The first category mainly includes TNF-R1, Fas (Apo-1, CD95), DR3 (Apo-3, WSL-1, TRAMP), DR-4 (TRAIL-R1), DR-5 (TRAIL-R2), DR-6, EDA-R and NGFR.
Their intracellular region contains a death domain (DD) that is homologous to Drosophila cell death proteins. The death domain contains a receptor that transduces an apoptotic signaling pathway. When TNFR is activated by an apoptotic signal, its cytoplasmic death domain recruits apoptosis-related factors, which then activate downstream caspases to cause cellular apoptosis.
Members of the second subfamily include TNFR2, CD40, OX40, and 4-1BB. Although their cytoplasmic regions are quite different, they can regulate the activation of NF-kappa B(nuclear factor kappa B) or JNK(c-jun amino-terminal kinase) by mediating tumor necrosis factor receptor-related factors, thereby regulating gene expression and promoting growth .
Figure 2 Member and classification of TNFRSF
3. Death Receptors
In TNFRSF, some receptor molecules have Death domain (DD) in the cytoplasmic region, which is also called Death receptor (DR). When these receptor molecules are combined with the corresponding ligands, a series of signaling molecules can be recruited and activated, eventually activating aspartic acid specific cysteine protease/Caspase in the cytoplasm, leading to apoptosis . Therefore, death receptors are involved in many physiological and pathological processes of the body, especially in multiple viral infections.
3.1 Fas system
Fas exists widely in many tissues and cells, but is mainly expressed in immune cells.

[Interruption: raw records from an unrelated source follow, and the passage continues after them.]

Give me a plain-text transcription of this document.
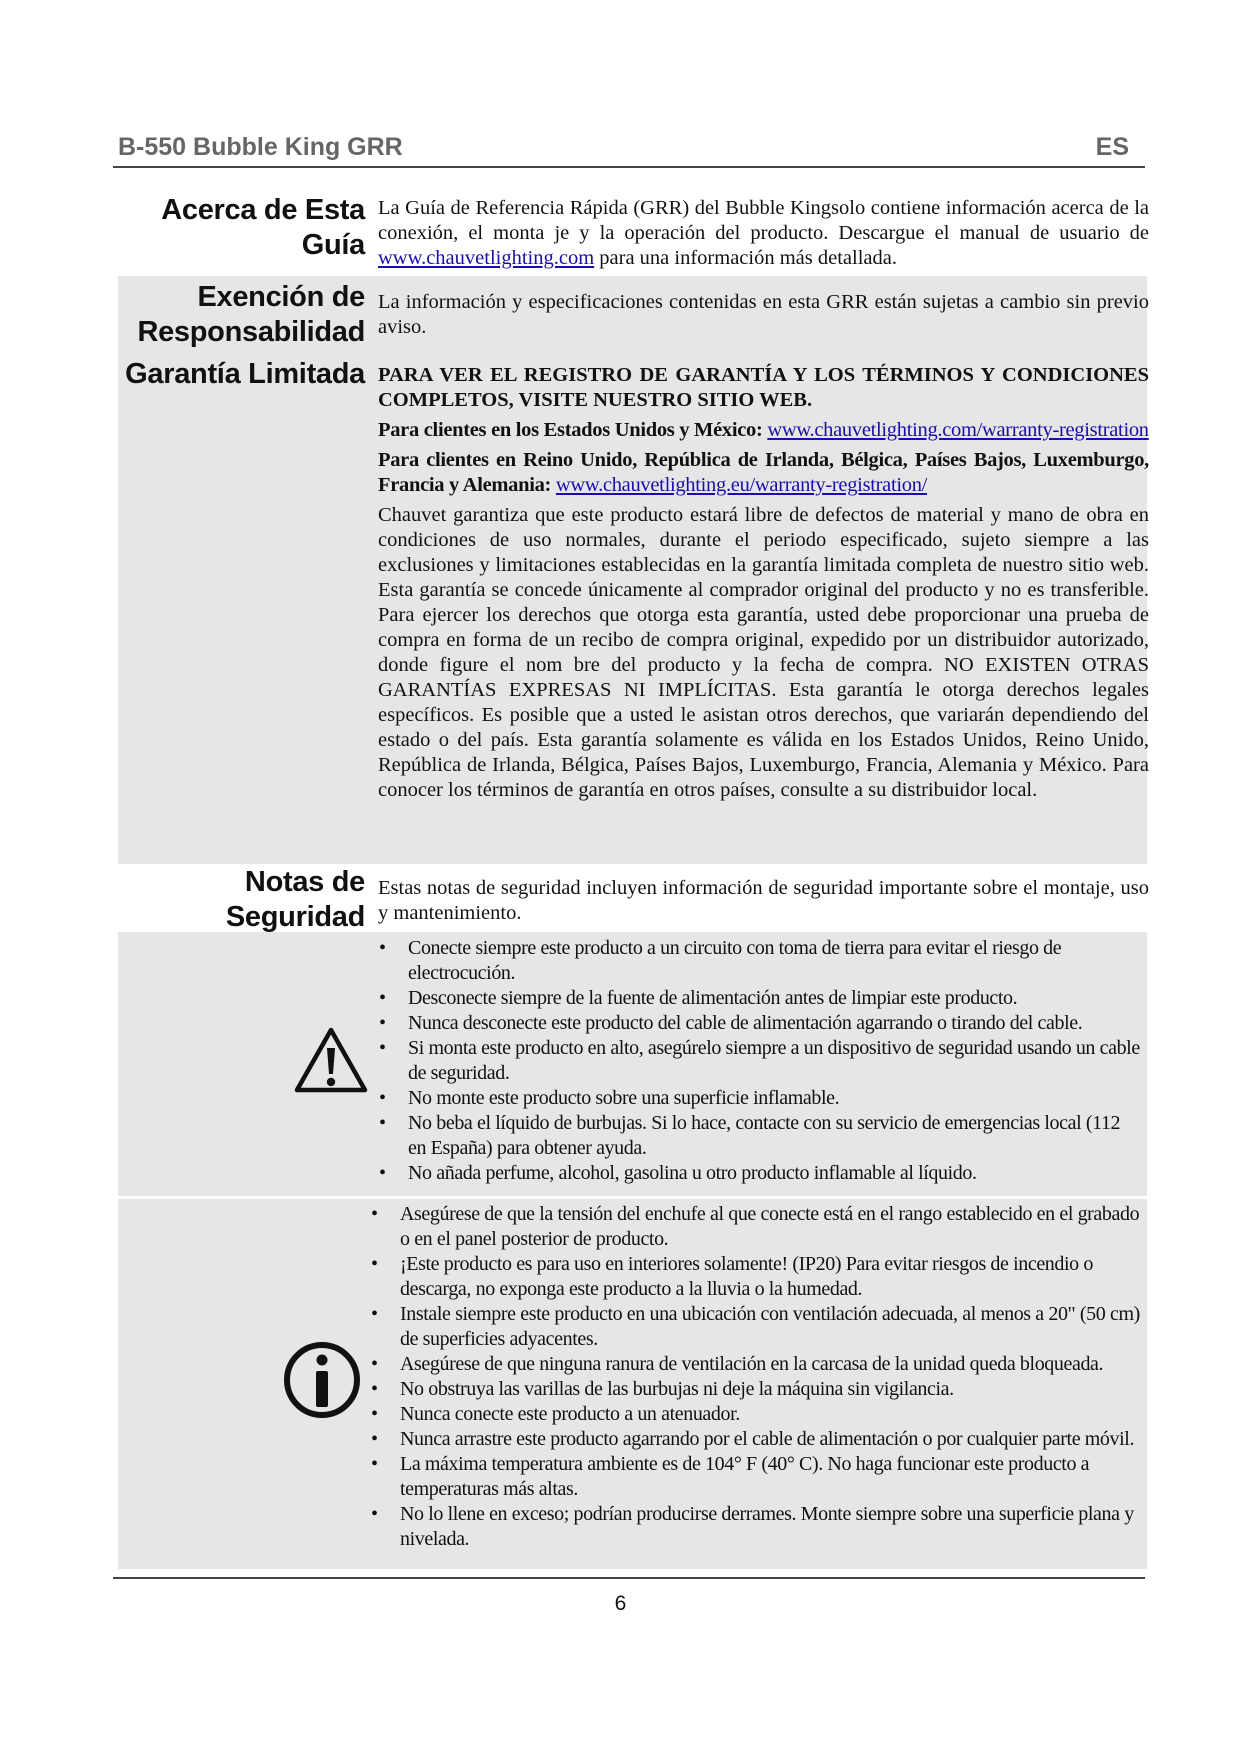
B-550 Bubble King GRR	ES
Acerca de Esta
Guía

La Guía de Referencia Rápida (GRR) del Bubble Kingsolo contiene información acerca de la conexión, el monta je y la operación del producto. Descargue el manual de usuario de www.chauvetlighting.com para una información más detallada.

Exención de
Responsabilidad

La información y especificaciones contenidas en esta GRR están sujetas a cambio sin previo aviso.

Garantía Limitada PARA VER EL REGISTRO DE GARANTÍA Y LOS TÉRMINOS Y CONDICIONES COMPLETOS, VISITE NUESTRO SITIO WEB.

Para clientes en los Estados Unidos y México: www.chauvetlighting.com/warranty-registration

Para clientes en Reino Unido, República de Irlanda, Bélgica, Países Bajos, Luxemburgo, Francia y Alemania: www.chauvetlighting.eu/warranty-registration/

Chauvet garantiza que este producto estará libre de defectos de material y mano de obra en condiciones de uso normales, durante el periodo especificado, sujeto siempre a las exclusiones y limitaciones establecidas en la garantía limitada completa de nuestro sitio web. Esta garantía se concede únicamente al comprador original del producto y no es transferible. Para ejercer los derechos que otorga esta garantía, usted debe proporcionar una prueba de compra en forma de un recibo de compra original, expedido por un distribuidor autorizado, donde figure el nom bre del producto y la fecha de compra. NO EXISTEN OTRAS GARANTÍAS EXPRESAS NI IMPLÍCITAS. Esta garantía le otorga derechos legales específicos. Es posible que a usted le asistan otros derechos, que variarán dependiendo del estado o del país. Esta garantía solamente es válida en los Estados Unidos, Reino Unido, República de Irlanda, Bélgica, Países Bajos, Luxemburgo, Francia, Alemania y México. Para conocer los términos de garantía en otros países, consulte a su distribuidor local.

Notas de
Seguridad

Estas notas de seguridad incluyen información de seguridad importante sobre el montaje, uso y mantenimiento.

• Conecte siempre este producto a un circuito con toma de tierra para evitar el riesgo de electrocución.
• Desconecte siempre de la fuente de alimentación antes de limpiar este producto.
• Nunca desconecte este producto del cable de alimentación agarrando o tirando del cable.
• Si monta este producto en alto, asegúrelo siempre a un dispositivo de seguridad usando un cable de seguridad.
• No monte este producto sobre una superficie inflamable.
• No beba el líquido de burbujas. Si lo hace, contacte con su servicio de emergencias local (112 en España) para obtener ayuda.
• No añada perfume, alcohol, gasolina u otro producto inflamable al líquido.
• Asegúrese de que la tensión del enchufe al que conecte está en el rango establecido en el grabado o en el panel posterior de producto.
• ¡Este producto es para uso en interiores solamente! (IP20) Para evitar riesgos de incendio o descarga, no exponga este producto a la lluvia o la humedad.
• Instale siempre este producto en una ubicación con ventilación adecuada, al menos a 20" (50 cm) de superficies adyacentes.
• Asegúrese de que ninguna ranura de ventilación en la carcasa de la unidad queda bloqueada.
• No obstruya las varillas de las burbujas ni deje la máquina sin vigilancia.
• Nunca conecte este producto a un atenuador.
• Nunca arrastre este producto agarrando por el cable de alimentación o por cualquier parte móvil.
• La máxima temperatura ambiente es de 104° F (40° C). No haga funcionar este producto a temperaturas más altas.
• No lo llene en exceso; podrían producirse derrames. Monte siempre sobre una superficie plana y nivelada.
6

Both Fas and FasL can be secreted or exfoliated outside the cell and become soluble functional molecules, namely sFas and sFasL. Fas, FasL, sFas and sFasL together form the Fas system.
FasL binds to Fas and causes apoptosis. The combination of sFasL and Fas also induces apoptosis. sFas has a high affinity with FasL, and can compete with membrane type Fas for FasL, but does not cause apoptosis, and indirectly inhibits apoptosis. The role of sFas and sFasL may be a regulatory mode of apoptosis in vivo. Apoptosis mediated by Fas system plays a very important role in transplantation immunity, which is involved in the development of lymphocytes, the formation of self-tolerance, the restriction of T lymphocyte cloning, the realization of immune response and many other immune processes.
Tumor necrosis factor receptor 1(TNFR1), also known as the tumor necrosis factor receptor superfamily member (TNFRSF1A) and CD120a, is a ubiquitous membrane receptor-binding tumor necrosis factor alpha (TNF alpha).
TNFR1 is expressed in almost every cell in the body. It is involved in apoptosis.
Compared with TNFR1, TNFR2 is expressed in limited cells, which determines that TNFR2 activity is more specific to disease and is a good therapeutic target . TNFR2 is mainly dependent on tumor necrosis factor receptor-associated factor 2 (TRAF2) and nuclear factor-kappaB (NF-κB) in cell survival.
Death receptor 3(DR3) is a new member of the TNFR superfamily containing death domain discovered after tumor necrosis factor receptor (TNFR1) and Fas/ APO-l .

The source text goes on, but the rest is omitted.